Perdaban pada masa modernisasi ini tidak dapat dihindari oleh masyarakat milenial, termasuk juga masyarakat muslim. Mayoritas masyarakat muslim di masa modernisasi kini terutama di Indonesia memiliki penurunan kualitas iman. Hal ini ditandai dengan maraknya kriminalisme yang terjadi di berbagai negara.
Walaupun tingkat kemanan suatu negara semakin hari semakin meningkat, kejahatan masih tetap terjadi dengan cara yang cukup cerdik.
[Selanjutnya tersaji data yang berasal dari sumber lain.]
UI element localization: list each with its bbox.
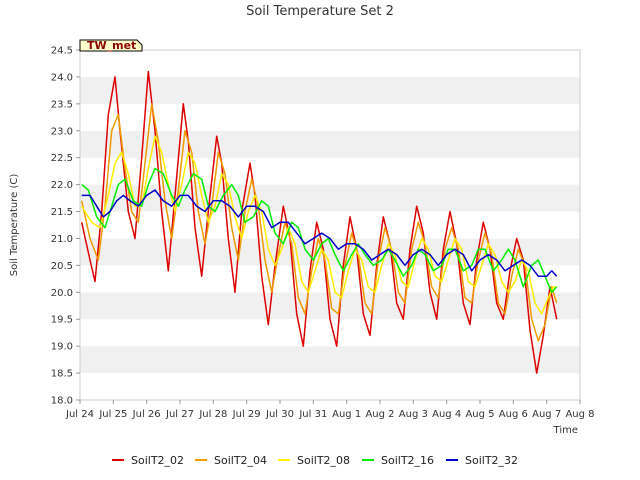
y-tick-label: 24.0 (51, 72, 73, 83)
grid-band (80, 211, 580, 239)
y-tick-label: 22.0 (51, 180, 73, 191)
legend-label: SoilT2_04 (214, 454, 267, 467)
grid-band (80, 157, 580, 185)
x-tick-label: Aug 6 (499, 409, 528, 420)
grid-band (80, 319, 580, 347)
y-tick-label: 23.5 (51, 99, 73, 110)
y-tick-label: 24.5 (51, 46, 73, 57)
x-tick-label: Jul 30 (265, 409, 294, 420)
grid-band (80, 346, 580, 374)
y-tick-label: 20.0 (51, 288, 73, 299)
series-lines (80, 70, 558, 374)
y-tick-label: 21.0 (51, 234, 73, 245)
y-tick-label: 19.5 (51, 315, 73, 326)
y-axis: 18.0 18.5 19.0 19.5 20.0 20.5 21.0 21.5 22.0 22.5… (51, 46, 80, 407)
x-axis-title: Time (553, 425, 578, 436)
series-line-soilt2-08 (81, 135, 557, 315)
grid-band (80, 184, 580, 212)
y-tick-label: 23.0 (51, 126, 73, 137)
series-line-soilt2-32 (81, 189, 558, 277)
y-tick-label: 19.0 (51, 342, 73, 353)
plot-frame (79, 49, 581, 401)
legend-label: SoilT2_02 (131, 454, 184, 467)
x-tick-label: Aug 8 (565, 409, 594, 420)
y-tick-label: 20.5 (51, 261, 73, 272)
x-tick-label: Jul 31 (298, 409, 327, 420)
x-tick-label: Jul 28 (198, 409, 227, 420)
grid-band (80, 373, 580, 400)
station-label: TW_met (87, 39, 136, 52)
x-tick-label: Jul 25 (98, 409, 127, 420)
grid-band (80, 103, 580, 131)
legend-label: SoilT2_08 (297, 454, 350, 467)
grid-band (80, 76, 580, 104)
legend: SoilT2_02 SoilT2_04 SoilT2_08 SoilT2_16 Soil… (112, 454, 518, 467)
grid-band (80, 50, 580, 77)
x-tick-label: Jul 24 (65, 409, 94, 420)
x-tick-label: Aug 4 (432, 409, 461, 420)
x-axis: Jul 24 Jul 25 Jul 26 Jul 27 Jul 28 Jul 29 Jul … (65, 400, 595, 420)
x-tick-label: Aug 7 (532, 409, 561, 420)
legend-label: SoilT2_32 (465, 454, 518, 467)
x-tick-label: Jul 29 (232, 409, 261, 420)
x-tick-label: Aug 3 (399, 409, 428, 420)
x-tick-label: Jul 27 (165, 409, 194, 420)
legend-label: SoilT2_16 (381, 454, 434, 467)
chart-title: Soil Temperature Set 2 (246, 4, 394, 19)
grid-bands (80, 50, 580, 400)
x-tick-label: Jul 26 (132, 409, 161, 420)
y-tick-label: 18.0 (51, 396, 73, 407)
series-line-soilt2-16 (81, 167, 558, 294)
x-tick-label: Aug 5 (465, 409, 494, 420)
y-tick-label: 22.5 (51, 153, 73, 164)
grid-band (80, 130, 580, 158)
y-axis-title: Soil Temperature (C) (9, 174, 20, 277)
x-tick-label: Aug 2 (365, 409, 394, 420)
y-tick-label: 18.5 (51, 369, 73, 380)
y-tick-label: 21.5 (51, 207, 73, 218)
x-tick-label: Aug 1 (332, 409, 361, 420)
station-label-box: TW_met (79, 39, 143, 52)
Hal tersebut terjadi atas dasar tingginya peran akal dan juga penyalah gunaan teknologi yang dapat menurunkan dan bahkan mencairkan iman manusia.
Akal pada masa ini memiliki peran yang cukup banyak, kebanyakan manusia berfikir dengan akal tanpa disadari akan iman. Begitupula dalam Ilmu Agama sangat banyak perkembangan dalam kemajuan ilmu Agama terutama agama islam namun disisi lain kwalitas keimanannya pun berkurang.
Aneka resep dan langkah perubahan pun telah banyak dilakukan. Ada yang mengambil sikap apatis atau acauh tak acuh atas kemajuan itu, mereka yaitu orang-orang yang terbuai oleh kejayaan pada masa lampau. Mereka inilah yang menghasilkan sesuatu yang dikenal dengan Adab Al-Fakhr wa At-Tamjid, yakni menunjuk zaman keemasan yang telah berlalu dan berbangga dengannya.
Ada juga yang berusaha menghadapi cabaran (tantangan) ini dengan pemurnian ama, seperti yang dilakukan oleh gerakan wahabiyah di Saudi Arabia, As-Sanusiyah di Libia dan Jamaah Islamiah di Pakistan. Mereka beranggapan pada masa Rasulullah SAW adalah masa terbaik berdasarkan Hadits (خيرالقرون قرني ) (sebaik-baik generasi adalah generasiku). Akibatnya, mereka berusaha mempertahankan apa saja yang diterima oleh Rasul tanpa mempertimbangkan factor budaya dan perkembangan positif masyarakat.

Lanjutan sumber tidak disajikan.